Il Senato italiano ha deciso, ieri l’altro, di rinviare a tempo indeterminato la ratifica del CETA, il trattato commerciale tra Canada ed Ue, approvato lo scorso febbraio dal Parlamento europeo ed entrato in vigore in modalità provvisoria (ma molto tangibile) dallo scorso 21 settembre per gli ambiti di competenza normativa comunitaria. Tutto è partito da una proposta di Sinistra italiana in conferenza dei capigruppo, che ha trovato pronta accoglienza. Perché, come saprete, dopo la morte (o l’ibernazione) del TTIP, il nuovo spaventapasseri antiglobalista e sovranista è il CETA.
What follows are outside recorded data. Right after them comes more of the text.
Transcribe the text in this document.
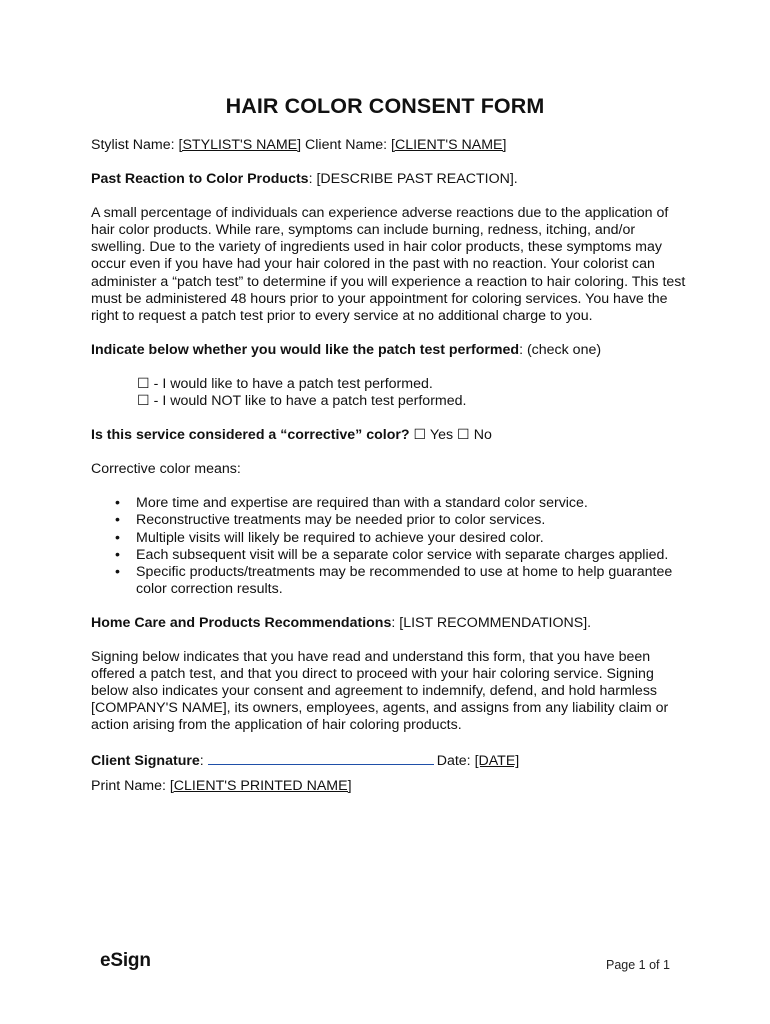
HAIR COLOR CONSENT FORM

Stylist Name: [STYLIST'S NAME] Client Name: [CLIENT'S NAME]

Past Reaction to Color Products: [DESCRIBE PAST REACTION].

A small percentage of individuals can experience adverse reactions due to the application of hair color products. While rare, symptoms can include burning, redness, itching, and/or swelling. Due to the variety of ingredients used in hair color products, these symptoms may occur even if you have had your hair colored in the past with no reaction. Your colorist can administer a “patch test” to determine if you will experience a reaction to hair coloring. This test must be administered 48 hours prior to your appointment for coloring services. You have the right to request a patch test prior to every service at no additional charge to you.

Indicate below whether you would like the patch test performed: (check one)

☐ - I would like to have a patch test performed.
☐ - I would NOT like to have a patch test performed.

Is this service considered a “corrective” color? ☐ Yes ☐ No

Corrective color means:

• More time and expertise are required than with a standard color service.
• Reconstructive treatments may be needed prior to color services.
• Multiple visits will likely be required to achieve your desired color.
• Each subsequent visit will be a separate color service with separate charges applied.
• Specific products/treatments may be recommended to use at home to help guarantee color correction results.

Home Care and Products Recommendations: [LIST RECOMMENDATIONS].

Signing below indicates that you have read and understand this form, that you have been offered a patch test, and that you direct to proceed with your hair coloring service. Signing below also indicates your consent and agreement to indemnify, defend, and hold harmless [COMPANY'S NAME], its owners, employees, agents, and assigns from any liability claim or action arising from the application of hair coloring products.

Client Signature:	Date: [DATE]

Print Name: [CLIENT'S PRINTED NAME]

eSign	Page 1 of 1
Una vicenda raccontata giorni addietro dal New York Times conferma ad abundantiam che, ogni volta che lo stato mette le mani su qualcosa, finisce irrimediabilmente col volerne controllare sempre di più, tipicamente attraverso i cordoni della borsa. In Canada sono in corso le audizioni per un progetto di legge fiscale (di 560 pagine, con buona pace della tanto agognata semplificazione) che, tra le altre cose, prevede di modificare la normativa sui sussidi pubblici (definiti impropriamente crediti d’imposta) a beneficio della cinematografia e dei programmi televisivi non di informazione, crediti che coprono in media tra il 10 ed il 12 per cento del budget di produzione. Attualmente, il produttore deve richiedere anticipatamente la certificazione che il programma è “sufficientemente canadese” (verbatim). I soldi pubblici, tuttavia, arrivano solo quando l’opera è completata e sottoposta ad una seconda recensione.